Una protesta pacífica desarrollada la tarde del miércoles por las veredas del centro de la ciudad terminó con un operativo policial que incluyó detenciones y enfrentamientos con los manifestantes, denunciaron organizadores y presentes en la movilización.
Según los relatos recopilados, la Policía intervino durante el recorrido y llevó a cabo la detención del padre Francisco “Paco” Olivera acusado de “resistencia a la autoridad”. Olivera fue liberado unas horas después con la intervención de diputados de Unión por la Patria, volvió a ser aprehendido y finalmente fue puesto en libertad nuevamente. Junto al sacerdote, fueron detenidas otras tres personas por la Policía Federal: Ivo Enríquez, Miguel Cali y Fidel Thomas Bravo. A la hora de redactar esta nota, Enríquez y Cali continuaban detenidos por “resistencia a la autoridad”, mientras que Thomas Bravo había sido liberado junto al padre Paco.
En el lugar estuvieron presentes las abogadas de CORREPI (Coordinadora contra la Represión Policial e Institucional), que acompañaron a los detenidos y a sus familiares durante el operativo.

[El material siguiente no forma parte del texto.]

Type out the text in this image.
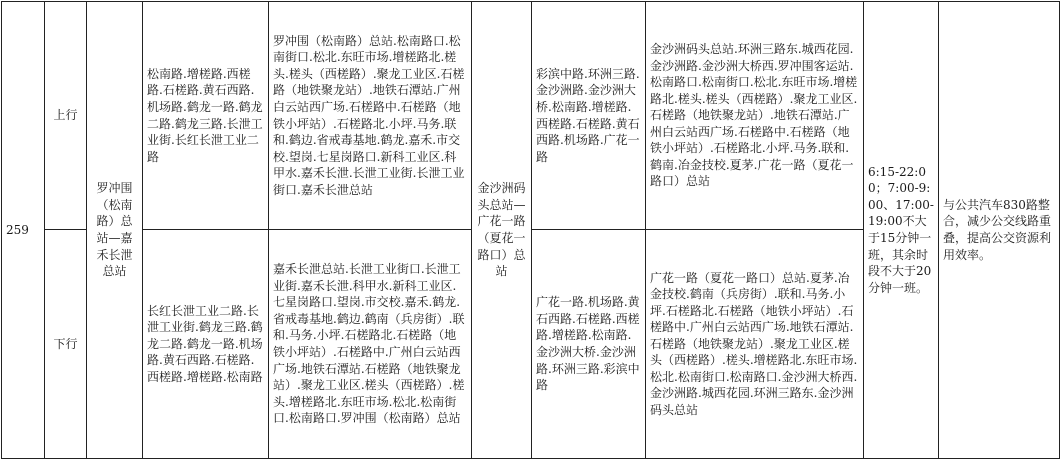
259	上行	罗冲围（松南路）总站—嘉禾长泄总站	松南路.增槎路.西槎路.石槎路.黄石西路.机场路.鹤龙一路.鹤龙二路.鹤龙三路.长泄工业街.长红长泄工业二路	罗冲围（松南路）总站.松南路口.松南街口.松北.东旺市场.增槎路北.槎头.槎头（西槎路）.聚龙工业区.石槎路（地铁聚龙站）.地铁石潭站.广州白云站西广场.石槎路中.石槎路（地铁小坪站）.石槎路北.小坪.马务.联和.鹤边.省戒毒基地.鹤龙.嘉禾.市交校.望岗.七星岗路口.新科工业区.科甲水.嘉禾长泄.长泄工业街.长泄工业街口.嘉禾长泄总站	金沙洲码头总站—广花一路（夏花一路口）总站	彩滨中路.环洲三路.金沙洲路.金沙洲大桥.松南路.增槎路.西槎路.石槎路.黄石西路.机场路.广花一路	金沙洲码头总站.环洲三路东.城西花园.金沙洲路.金沙洲大桥西.罗冲围客运站.松南路口.松南街口.松北.东旺市场.增槎路北.槎头.槎头（西槎路）.聚龙工业区.石槎路（地铁聚龙站）.地铁石潭站.广州白云站西广场.石槎路中.石槎路（地铁小坪站）.石槎路北.小坪.马务.联和.鹤南.冶金技校.夏茅.广花一路（夏花一路口）总站	6:15-22:00；7:00-9:00、17:00-19:00不大于15分钟一班，其余时段不大于20分钟一班。	与公共汽车830路整合，减少公交线路重叠，提高公交资源利用效率。
	下行		长红长泄工业二路.长泄工业街.鹤龙三路.鹤龙二路.鹤龙一路.机场路.黄石西路.石槎路.西槎路.增槎路.松南路	嘉禾长泄总站.长泄工业街口.长泄工业街.嘉禾长泄.科甲水.新科工业区.七星岗路口.望岗.市交校.嘉禾.鹤龙.省戒毒基地.鹤边.鹤南（兵房街）.联和.马务.小坪.石槎路北.石槎路（地铁小坪站）.石槎路中.广州白云站西广场.地铁石潭站.石槎路（地铁聚龙站）.聚龙工业区.槎头（西槎路）.槎头.增槎路北.东旺市场.松北.松南街口.松南路口.罗冲围（松南路）总站		广花一路.机场路.黄石西路.石槎路.西槎路.增槎路.松南路.金沙洲大桥.金沙洲路.环洲三路.彩滨中路	广花一路（夏花一路口）总站.夏茅.冶金技校.鹤南（兵房街）.联和.马务.小坪.石槎路北.石槎路（地铁小坪站）.石槎路中.广州白云站西广场.地铁石潭站.石槎路（地铁聚龙站）.聚龙工业区.槎头（西槎路）.槎头.增槎路北.东旺市场.松北.松南街口.松南路口.金沙洲大桥西.金沙洲路.城西花园.环洲三路东.金沙洲码头总站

El padre Paco, con antecedentes de detenciones en movilizaciones de jubilados, denunció “un ensañamiento con los jubilados porque son la punta del iceberg de un malestar que hay en nuestra patria, más allá de un resultado electoral”. La jornada, según participantes, incluyó provocaciones policiales y agresiones que no se limitaron a los jubilados: también sufrieron violencia personas con discapacidad y trabajadores de prensa que habían concurrido a marchar en rechazo a la inclusión de la derogación del Estatuto del Periodista en la reforma laboral.
Organizadores y voceros de las organizaciones presentes criticaron la desproporción entre la cantidad de policías desplegados y el número de manifestantes, interpretándolo como una estrategia de imposición por la fuerza. En un pronunciamiento con matices políticos y sociales, señalaron que “los capitales más concentrados” impulsan un plan económico excluyente que conduce al cierre de empresas, pérdida de calidad de vida y precarización laboral, y compararon los métodos de imposición con la violencia internacional —“en Palestina son las bombas; en nuestro país, la guerra económica”— como metáforas del daño social que atribuyen al actual modelo.
Frente a la situación, el movimiento obrero nacional se mostró dispuesto a profundizar las medidas de fuerza: confirmaron la convocatoria a una jornada de lucha para el próximo 10 de febrero. Además, las 62 Organizaciones anunciaron que emitirán este jueves un comunicado sobre la reforma laboral y elevarán una posición al Consejo Directivo de la CGT. Entre los sindicatos que participarán en la definición de posibles medidas se encuentran la Unión Obrera Metalúrgica (UOM) y ambas CTA.
Las denuncias sobre el accionar policial, las detenciones y la situación de los imputados serán seguidas por las organizaciones de derechos humanos y los sindicatos que acompañaron la protesta. Las autoridades policiales locales no difundieron, hasta el momento, un parte oficial con los motivos exactos de las intervenciones ni la situación procesal de los detenidos.